Correct way to transform and init a `hk.Module` with non-default parameter?
See original GitHub issueHey all!
I’m trying to run a linear regression example and I’ve got the following
import jax.numpy as jnp
from sklearn.datasets import load_boston
import haiku as hk
import optax
import jax
X, y = load_boston(return_X_y=True)
train_X = jnp.asarray(X.tolist())
train_y = jnp.asarray(y.tolist())
class Model(hk.Module):
def __init__(self, input_dims):
super().__init__()
self.input_dims = input_dims
def __call__(self, X: jnp.ndarray) -> jnp.ndarray:
l1 = hk.Linear(self.input_dims)
return l1(X)
model = hk.transform(lambda x: Model()(x)) # <-- where I would specify the model shape if at all?
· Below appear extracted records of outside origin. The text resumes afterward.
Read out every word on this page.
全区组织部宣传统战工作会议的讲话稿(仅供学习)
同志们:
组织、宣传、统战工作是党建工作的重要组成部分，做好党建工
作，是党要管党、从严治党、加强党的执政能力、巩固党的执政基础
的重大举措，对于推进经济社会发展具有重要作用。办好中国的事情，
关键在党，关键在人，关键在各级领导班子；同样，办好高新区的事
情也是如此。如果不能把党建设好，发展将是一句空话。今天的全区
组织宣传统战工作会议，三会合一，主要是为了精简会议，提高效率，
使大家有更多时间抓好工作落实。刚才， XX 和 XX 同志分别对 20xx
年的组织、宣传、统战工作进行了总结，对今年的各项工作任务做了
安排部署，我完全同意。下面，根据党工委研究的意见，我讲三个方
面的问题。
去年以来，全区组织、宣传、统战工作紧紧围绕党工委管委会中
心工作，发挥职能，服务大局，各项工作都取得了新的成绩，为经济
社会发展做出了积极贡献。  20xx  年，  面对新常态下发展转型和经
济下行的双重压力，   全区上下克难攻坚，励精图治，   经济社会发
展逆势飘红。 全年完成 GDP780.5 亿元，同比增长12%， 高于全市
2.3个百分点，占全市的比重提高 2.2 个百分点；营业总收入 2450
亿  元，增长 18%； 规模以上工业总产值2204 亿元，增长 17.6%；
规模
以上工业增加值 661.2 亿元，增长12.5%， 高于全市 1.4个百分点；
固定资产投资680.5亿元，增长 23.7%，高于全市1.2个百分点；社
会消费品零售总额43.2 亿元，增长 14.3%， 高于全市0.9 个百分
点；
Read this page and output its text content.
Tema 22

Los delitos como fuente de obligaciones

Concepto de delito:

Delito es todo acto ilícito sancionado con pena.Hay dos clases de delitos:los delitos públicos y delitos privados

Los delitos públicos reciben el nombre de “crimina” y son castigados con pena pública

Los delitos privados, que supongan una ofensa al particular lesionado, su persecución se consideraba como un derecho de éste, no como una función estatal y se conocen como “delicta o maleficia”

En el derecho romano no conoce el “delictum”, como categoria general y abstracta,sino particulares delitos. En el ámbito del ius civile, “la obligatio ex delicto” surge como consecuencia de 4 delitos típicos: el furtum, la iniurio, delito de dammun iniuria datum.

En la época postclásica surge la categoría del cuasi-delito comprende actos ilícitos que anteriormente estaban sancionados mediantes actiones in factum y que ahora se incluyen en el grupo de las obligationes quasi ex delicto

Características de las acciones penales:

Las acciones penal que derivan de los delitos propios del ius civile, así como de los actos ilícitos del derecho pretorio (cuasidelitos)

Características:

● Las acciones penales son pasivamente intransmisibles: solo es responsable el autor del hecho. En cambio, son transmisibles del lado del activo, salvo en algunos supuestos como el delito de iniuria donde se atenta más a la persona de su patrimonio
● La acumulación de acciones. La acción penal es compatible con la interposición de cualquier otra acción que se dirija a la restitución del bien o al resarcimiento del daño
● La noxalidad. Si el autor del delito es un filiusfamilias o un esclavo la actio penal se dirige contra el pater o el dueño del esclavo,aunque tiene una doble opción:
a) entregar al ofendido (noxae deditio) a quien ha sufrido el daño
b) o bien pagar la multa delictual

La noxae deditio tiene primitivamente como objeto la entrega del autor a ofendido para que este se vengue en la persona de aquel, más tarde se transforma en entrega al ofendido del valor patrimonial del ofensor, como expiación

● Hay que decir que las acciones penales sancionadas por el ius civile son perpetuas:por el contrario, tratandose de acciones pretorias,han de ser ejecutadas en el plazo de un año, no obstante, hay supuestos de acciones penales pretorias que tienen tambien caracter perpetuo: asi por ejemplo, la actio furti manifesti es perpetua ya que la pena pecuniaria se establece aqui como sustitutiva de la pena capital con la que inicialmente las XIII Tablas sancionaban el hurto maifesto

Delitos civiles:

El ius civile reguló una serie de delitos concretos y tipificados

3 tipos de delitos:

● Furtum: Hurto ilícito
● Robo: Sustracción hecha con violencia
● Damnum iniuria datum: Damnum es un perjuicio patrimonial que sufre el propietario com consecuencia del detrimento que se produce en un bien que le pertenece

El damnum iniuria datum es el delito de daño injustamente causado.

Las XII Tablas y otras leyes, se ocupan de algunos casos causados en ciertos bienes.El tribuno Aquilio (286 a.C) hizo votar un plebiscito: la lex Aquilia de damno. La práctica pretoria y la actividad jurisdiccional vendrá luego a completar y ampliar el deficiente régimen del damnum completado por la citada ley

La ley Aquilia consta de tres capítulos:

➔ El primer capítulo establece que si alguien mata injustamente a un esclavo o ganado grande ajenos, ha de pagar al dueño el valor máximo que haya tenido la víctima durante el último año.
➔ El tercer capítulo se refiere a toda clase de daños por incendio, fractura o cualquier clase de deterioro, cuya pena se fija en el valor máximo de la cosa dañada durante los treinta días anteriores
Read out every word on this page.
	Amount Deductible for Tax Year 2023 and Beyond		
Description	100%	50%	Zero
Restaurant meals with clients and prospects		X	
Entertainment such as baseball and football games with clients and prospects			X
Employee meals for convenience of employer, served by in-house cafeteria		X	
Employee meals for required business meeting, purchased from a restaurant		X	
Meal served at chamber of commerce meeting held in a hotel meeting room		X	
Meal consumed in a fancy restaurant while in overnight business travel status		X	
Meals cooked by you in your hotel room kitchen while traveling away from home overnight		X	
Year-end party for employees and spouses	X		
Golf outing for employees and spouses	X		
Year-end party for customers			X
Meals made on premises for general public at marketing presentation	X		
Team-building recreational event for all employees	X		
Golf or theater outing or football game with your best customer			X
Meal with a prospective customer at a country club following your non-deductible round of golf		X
So I’m running into an issue where I’m not able to specify the model shape. If I do not specify it as in the above, I get the error of
__init__() missing 1 required positional argument: 'input_dims'
but if I do specify the shape via
model = hk.transform(lambda x: Model(train_X.shape[1])(x))
I get Argument '<function without_state.<locals>.init_fn at 0x7f1e5c616430>' of type <class 'function'> is not a valid JAX type.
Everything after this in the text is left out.